Hello Gerd,
first of all thank you for doing a first review of the code.
Please find my comments below.
Am 02.06.2014 20:20, schrieb Gert Doering:
Hi Holger,
sorry for drag this so long. I'm not trying to stare into this, but
can't really say "this is correct" or "violating specs", lacking the
NTLM auth background.
Is this used - and thus tested - by you only, or is it used by UTM
customers? (This would give us confidence that it's tested by a larger
user base, and those tend to uncover issues :-) ).
Well, I thought I let it pass through the review process of the group
first before pushing it to customers.
But if it would help the review we could do it the other way
round and give it to customers first.
No problem.
Can you explain which of these changes actually fix the "not working"
bits, and which are just "make the code less ugly"?
Roughly: The changes in ntlm.c (PATCH 1) belong to "fix the not
working", and all
other files (PATCH 2) are related to "improve code and configuration".
More questions and some comments on style intermixed below...
On Wed, Apr 16, 2014 at 12:48:36PM +0200, Holger Kummert wrote:
* Force conversion to UTF-16 of username and domain if server requires UTF-16.
* Rewrite conversion function to cleanly convert UTF-8 to UTF-16.
* Fix bug in length computation in NTLMv2-code.
* Architecture independent access to NTLM NegotiateFlags.
Signed-off-by: Holger Kummert <holger.kumm...@sophos.com>
---
src/openvpn/ntlm.c | 156 +++++++++++++++++++++++++++++++++++++++++++++--------
1 file changed, 134 insertions(+), 22 deletions(-)
diff --git a/src/openvpn/ntlm.c b/src/openvpn/ntlm.c
index 3390bdd..ed1e1a8 100644
--- a/src/openvpn/ntlm.c
+++ b/src/openvpn/ntlm.c
@@ -56,6 +56,11 @@
#endif
+#define NTLM_NEGOTIATE_UNICODE (1<<0)
+#define NTLM_NEGOTIATE_OEM (1<<1)
+#define NTLM_NEGOTIATE_NTLM2_KEY (1<<19)
+#define NTLM_NEGOTIATE_TARGET_INFO (1<<23)
+
static void
@@ -79,8 +84,10 @@ gen_md4_hash (const char* data, int data_len, char *result)
const md_kt_t *md4_kt = md_kt_get("MD4");
char md[MD4_DIGEST_LENGTH];
- md_full(md4_kt, data, data_len, md);
- memcpy (result, md, MD4_DIGEST_LENGTH);
+ if (data_len >= 0) {
+ md_full(md4_kt, data, data_len, md);
+ memcpy (result, md, MD4_DIGEST_LENGTH);
+ }
}
Can data_len be < 0 in any reasonable circumstances?
If not, I'd rather have an "ASSERT(data_len>=0)" here - it would be a
calling convention violation, and just silently not doing anything is
not how OpenVPN usually handles this (as it might lead to interesting
effects later on, "result" being uninitialized).
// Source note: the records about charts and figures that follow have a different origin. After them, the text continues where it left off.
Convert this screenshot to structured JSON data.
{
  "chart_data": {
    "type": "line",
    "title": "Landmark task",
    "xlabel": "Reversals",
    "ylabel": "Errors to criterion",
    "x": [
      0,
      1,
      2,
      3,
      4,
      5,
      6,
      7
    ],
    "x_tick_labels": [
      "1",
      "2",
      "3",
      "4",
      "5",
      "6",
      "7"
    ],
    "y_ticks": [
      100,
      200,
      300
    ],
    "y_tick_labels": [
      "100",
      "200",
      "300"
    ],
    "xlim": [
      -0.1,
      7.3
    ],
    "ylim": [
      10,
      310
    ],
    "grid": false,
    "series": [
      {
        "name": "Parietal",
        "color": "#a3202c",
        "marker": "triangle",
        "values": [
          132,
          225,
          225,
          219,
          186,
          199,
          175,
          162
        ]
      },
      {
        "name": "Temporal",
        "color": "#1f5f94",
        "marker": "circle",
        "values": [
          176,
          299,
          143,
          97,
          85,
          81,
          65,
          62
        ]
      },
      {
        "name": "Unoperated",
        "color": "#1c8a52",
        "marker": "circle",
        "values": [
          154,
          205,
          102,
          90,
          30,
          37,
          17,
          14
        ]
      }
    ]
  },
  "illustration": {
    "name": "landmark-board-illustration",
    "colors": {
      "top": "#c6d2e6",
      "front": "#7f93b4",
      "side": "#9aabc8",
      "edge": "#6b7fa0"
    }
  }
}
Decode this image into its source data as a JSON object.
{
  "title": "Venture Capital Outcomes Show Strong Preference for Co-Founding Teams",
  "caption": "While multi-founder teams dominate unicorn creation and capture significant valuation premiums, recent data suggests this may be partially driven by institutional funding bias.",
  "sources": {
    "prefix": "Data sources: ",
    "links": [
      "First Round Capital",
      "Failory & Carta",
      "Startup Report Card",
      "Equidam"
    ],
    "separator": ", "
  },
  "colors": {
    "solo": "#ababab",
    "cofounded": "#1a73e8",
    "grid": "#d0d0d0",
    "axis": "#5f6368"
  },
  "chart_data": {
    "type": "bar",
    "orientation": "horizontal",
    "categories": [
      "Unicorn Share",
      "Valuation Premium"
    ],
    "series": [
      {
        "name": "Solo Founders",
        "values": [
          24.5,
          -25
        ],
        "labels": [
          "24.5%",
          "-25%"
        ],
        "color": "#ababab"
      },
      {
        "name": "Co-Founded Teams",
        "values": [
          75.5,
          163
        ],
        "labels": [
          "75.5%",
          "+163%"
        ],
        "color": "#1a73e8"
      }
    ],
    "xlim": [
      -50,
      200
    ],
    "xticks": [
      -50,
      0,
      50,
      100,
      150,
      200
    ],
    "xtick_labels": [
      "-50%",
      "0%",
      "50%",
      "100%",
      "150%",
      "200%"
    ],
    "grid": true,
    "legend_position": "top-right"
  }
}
Better crash with a
clear message pointing to this line of code in that case.
Unfortunately it could be that 'data_len' <= 0 because it's the result of
utf8_to_utf16LE() which returns -1 in case of a conversion error.
static void
@@ -140,18 +147,89 @@ unsigned char *my_strupr(unsigned char *str)
}
static int
-unicodize (char *dst, const char *src)
+utf8_to_utf16LE (unsigned char *dst, int dst_len, unsigned char *src)
{
- /* not really unicode... */
- int i = 0;
- do
+ /* Convert UTF-8 to UTF-16 little endian
+ *
+ * http://clang.llvm.org/doxygen/ConvertUTF_8c_source.html
+ */
I can see why you would want to change this :-) - for clarification, is
this a true bug in the code, preventing correct operation (... for user
names / passwords with non-7bit characters in them), or is this just
unrelated improvement?
This change/function is important because it provides a correct
conversion of non-7bit-characters which are assumed to have utf-8
encoding.
The previous simpler function worked only for 7bit ascii characters.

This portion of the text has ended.